En ce sens, je ne suis pas certain que des applications comme Shortwave soient une bonne chose. Ne serait-il pas plus viable sur le moyen terme de mettre en place une charte d’utilisation des emails ?
Nous touchons ici du doigt un problème de fond, car il y a une ligne très fine entre automatisation et indolence : la recherche de productivité ne nous mène-t-elle pas à une forme d’apathie à vouloir compenser une faiblesse humaine (organisation, communication…) avec de la puissance informatique ? Au final, qui seront les grands gagnants : les humains ou les machines ?

Loin de moi l’idée de faire de la démagogie, mais est-ce réellement de ça dont l’humanité à besoin : des IA pour produire à notre place des contenus que d’autres IA vont traiter à notre place ? Vous noterez que ce scénario est tout à fait aligné avec les nouvelles ambitions d’OpenAI et de son partenaire Microsoft (OpenAI Is Now Everything It Promised Not to Be: Corporate, Closed-Source, and For-Profit).
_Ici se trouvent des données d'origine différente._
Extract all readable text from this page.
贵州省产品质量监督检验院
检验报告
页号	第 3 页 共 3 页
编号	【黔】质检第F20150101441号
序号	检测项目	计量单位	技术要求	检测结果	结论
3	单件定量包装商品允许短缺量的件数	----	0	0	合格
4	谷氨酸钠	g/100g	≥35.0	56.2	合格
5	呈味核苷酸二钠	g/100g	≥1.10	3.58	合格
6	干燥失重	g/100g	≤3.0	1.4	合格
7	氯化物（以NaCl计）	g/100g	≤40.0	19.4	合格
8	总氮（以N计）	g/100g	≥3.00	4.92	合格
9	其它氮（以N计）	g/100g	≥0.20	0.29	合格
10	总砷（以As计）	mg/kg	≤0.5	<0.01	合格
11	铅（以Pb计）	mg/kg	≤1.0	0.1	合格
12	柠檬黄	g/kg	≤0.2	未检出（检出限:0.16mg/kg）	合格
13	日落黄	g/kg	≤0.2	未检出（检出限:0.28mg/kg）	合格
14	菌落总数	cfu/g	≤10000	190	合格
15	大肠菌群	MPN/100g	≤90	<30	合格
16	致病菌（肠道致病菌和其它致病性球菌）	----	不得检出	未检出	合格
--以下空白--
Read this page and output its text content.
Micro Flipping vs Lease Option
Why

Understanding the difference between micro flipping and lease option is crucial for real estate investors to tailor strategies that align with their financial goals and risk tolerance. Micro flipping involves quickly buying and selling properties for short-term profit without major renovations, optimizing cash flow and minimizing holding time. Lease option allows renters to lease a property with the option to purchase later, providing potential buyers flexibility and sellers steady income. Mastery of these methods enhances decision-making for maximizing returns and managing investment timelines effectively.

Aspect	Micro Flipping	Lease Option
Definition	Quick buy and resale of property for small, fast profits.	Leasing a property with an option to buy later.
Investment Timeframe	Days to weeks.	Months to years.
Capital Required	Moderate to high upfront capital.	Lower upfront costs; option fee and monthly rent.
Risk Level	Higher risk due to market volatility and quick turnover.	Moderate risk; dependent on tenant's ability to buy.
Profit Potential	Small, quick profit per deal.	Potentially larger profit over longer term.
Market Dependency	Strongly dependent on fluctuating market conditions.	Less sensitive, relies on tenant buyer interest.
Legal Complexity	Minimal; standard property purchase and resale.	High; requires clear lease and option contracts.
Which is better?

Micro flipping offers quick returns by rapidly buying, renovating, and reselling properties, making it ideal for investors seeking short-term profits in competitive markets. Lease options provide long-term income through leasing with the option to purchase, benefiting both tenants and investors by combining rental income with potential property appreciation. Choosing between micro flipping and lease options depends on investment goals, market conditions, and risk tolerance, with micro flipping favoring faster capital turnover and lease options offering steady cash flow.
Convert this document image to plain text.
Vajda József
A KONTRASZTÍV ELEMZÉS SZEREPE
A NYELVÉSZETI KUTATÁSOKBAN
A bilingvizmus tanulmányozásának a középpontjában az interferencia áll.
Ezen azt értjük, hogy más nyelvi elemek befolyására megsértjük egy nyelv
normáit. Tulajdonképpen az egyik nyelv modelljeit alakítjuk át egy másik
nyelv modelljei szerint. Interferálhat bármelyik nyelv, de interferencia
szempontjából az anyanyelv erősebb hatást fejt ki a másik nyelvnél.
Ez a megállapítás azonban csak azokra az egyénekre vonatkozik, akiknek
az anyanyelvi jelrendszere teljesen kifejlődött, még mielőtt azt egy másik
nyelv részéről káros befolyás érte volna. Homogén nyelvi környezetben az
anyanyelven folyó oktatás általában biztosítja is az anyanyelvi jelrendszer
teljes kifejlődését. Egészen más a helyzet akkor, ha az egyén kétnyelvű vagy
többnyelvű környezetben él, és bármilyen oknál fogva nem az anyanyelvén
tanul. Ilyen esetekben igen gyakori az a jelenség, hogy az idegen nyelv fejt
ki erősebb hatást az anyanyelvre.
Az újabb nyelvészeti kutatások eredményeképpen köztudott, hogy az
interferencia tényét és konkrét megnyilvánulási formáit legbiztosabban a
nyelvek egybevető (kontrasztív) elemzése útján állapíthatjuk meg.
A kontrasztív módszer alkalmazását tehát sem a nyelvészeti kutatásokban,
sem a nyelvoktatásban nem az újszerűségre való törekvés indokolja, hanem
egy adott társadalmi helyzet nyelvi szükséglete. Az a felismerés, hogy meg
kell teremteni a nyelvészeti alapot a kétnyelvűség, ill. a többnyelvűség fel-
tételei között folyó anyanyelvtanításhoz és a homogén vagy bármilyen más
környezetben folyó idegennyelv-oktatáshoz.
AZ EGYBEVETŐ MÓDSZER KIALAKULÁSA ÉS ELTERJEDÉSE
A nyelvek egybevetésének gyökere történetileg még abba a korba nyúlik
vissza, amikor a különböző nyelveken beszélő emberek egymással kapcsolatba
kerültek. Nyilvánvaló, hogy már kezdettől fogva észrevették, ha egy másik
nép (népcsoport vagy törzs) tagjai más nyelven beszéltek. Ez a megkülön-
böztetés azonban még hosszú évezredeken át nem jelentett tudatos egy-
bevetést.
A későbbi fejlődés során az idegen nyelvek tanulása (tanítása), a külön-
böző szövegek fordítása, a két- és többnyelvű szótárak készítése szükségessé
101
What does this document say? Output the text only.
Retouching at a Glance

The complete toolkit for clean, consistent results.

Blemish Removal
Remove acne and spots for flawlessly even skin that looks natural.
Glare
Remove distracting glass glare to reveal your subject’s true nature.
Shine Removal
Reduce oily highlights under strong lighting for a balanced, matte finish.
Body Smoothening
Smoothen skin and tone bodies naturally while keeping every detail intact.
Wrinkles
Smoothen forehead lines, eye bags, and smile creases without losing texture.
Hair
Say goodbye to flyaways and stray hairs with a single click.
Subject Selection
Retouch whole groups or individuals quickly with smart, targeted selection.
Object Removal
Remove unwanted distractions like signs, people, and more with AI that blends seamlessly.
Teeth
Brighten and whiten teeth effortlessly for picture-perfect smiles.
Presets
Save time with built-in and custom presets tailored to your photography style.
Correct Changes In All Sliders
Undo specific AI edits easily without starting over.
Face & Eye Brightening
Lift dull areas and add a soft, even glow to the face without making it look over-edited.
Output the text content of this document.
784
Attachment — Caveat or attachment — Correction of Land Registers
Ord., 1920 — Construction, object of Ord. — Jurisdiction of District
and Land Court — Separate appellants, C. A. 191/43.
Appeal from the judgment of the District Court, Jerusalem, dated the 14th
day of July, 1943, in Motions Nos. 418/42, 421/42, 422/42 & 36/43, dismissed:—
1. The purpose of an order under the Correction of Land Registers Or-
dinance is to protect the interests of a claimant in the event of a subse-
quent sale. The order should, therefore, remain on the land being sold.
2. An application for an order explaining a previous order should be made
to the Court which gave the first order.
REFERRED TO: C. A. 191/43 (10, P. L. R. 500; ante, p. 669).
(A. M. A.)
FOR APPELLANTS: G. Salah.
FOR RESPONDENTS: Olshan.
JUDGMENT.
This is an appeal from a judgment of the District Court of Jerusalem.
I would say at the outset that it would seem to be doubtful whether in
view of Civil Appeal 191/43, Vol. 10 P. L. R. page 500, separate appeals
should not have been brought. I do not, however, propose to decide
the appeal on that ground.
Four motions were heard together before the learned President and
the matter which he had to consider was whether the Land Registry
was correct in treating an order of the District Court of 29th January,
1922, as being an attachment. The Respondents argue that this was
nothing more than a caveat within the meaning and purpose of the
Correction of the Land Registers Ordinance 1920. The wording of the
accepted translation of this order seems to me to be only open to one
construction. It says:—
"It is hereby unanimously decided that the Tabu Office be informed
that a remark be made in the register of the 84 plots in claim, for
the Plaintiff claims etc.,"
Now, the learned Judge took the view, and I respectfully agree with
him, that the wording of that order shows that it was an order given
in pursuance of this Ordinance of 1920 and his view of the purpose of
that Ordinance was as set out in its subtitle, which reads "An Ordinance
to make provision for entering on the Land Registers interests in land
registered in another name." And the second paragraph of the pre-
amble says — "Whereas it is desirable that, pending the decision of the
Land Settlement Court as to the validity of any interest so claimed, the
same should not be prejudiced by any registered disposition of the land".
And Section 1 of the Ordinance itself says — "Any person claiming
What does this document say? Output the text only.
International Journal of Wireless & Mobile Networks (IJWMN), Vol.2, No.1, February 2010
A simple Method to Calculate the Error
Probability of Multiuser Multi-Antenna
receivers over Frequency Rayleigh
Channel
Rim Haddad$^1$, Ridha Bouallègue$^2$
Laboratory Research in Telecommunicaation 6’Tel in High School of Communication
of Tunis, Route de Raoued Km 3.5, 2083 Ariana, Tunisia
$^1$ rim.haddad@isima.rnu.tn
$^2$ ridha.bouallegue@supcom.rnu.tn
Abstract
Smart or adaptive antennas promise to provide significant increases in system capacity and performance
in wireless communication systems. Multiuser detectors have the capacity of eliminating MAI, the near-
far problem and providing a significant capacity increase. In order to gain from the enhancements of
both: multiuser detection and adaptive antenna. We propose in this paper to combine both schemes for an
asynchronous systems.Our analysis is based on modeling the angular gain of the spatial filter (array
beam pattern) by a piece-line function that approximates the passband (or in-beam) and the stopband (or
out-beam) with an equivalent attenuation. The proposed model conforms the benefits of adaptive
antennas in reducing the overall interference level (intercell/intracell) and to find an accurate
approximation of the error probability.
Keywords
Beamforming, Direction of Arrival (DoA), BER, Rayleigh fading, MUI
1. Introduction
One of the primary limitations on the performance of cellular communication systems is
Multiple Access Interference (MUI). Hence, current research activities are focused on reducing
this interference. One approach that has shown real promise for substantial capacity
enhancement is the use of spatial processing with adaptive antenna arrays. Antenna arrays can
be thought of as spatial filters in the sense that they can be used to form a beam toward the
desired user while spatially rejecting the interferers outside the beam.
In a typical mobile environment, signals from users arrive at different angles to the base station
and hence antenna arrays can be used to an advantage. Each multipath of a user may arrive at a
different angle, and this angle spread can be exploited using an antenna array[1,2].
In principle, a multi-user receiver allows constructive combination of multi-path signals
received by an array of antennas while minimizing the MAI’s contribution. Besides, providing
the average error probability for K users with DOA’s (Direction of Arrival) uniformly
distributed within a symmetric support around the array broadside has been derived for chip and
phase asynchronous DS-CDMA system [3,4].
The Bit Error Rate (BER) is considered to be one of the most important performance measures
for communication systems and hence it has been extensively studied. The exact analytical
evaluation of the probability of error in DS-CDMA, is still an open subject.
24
Nous sommes ici bien loin de la mission originale d’OpenAI…
Plus je réfléchis à la question, et plus je suis persuadé que l’automatisation, l’intelligence artificielle ou les modèles génératifs sont des sujets de société et non des sujets techniques. Des modèles linguistiques incluant plus de paramètres (ex : le futur GPT-4) ou des processeurs plus puissants (ex : l’accélérateur H100 de Nvidia) ne nous aideront pas à relever les défis du XXIe siècle (baisse du taux de natalité, transition énergétique / alimentaire, conflits sociaux…). Selon cette optique, les IA génératives font autant partie du problème que de la solution, mais tant que nous ne serons pas sortis de cette torpeur médiatique autour de ChatGPT, nous ferons du sur-place. Le CEO d’OpenAI est à ce sujet très explicite sur la nécessité de bien comprendre ce qu’une IA générative peut ou ne peut pas faire ainsi que sur leur évolution :
We still believe the benefits of society understanding what is happening are huge and that enabling such understanding is the best way to make sure that what gets built is what society collectively wants (obviously there’s a lot of nuance and conflict here).
Il y a 30 ans, les entreprises ont mis entre les mains des employés de bureau des outils informatiques très puissants (email, bureautique…) sans nécessairement les former ou définir de règles d’usage. Nous en payons aujourd’hui lourdement les conséquences. Imaginez ce que ça pourrait donner avec un déploiement prématuré d’IA génératives dans les outils de notre quotidien professionnel ! Essayons d’apprendre de nos erreurs et de ne pas les reproduire.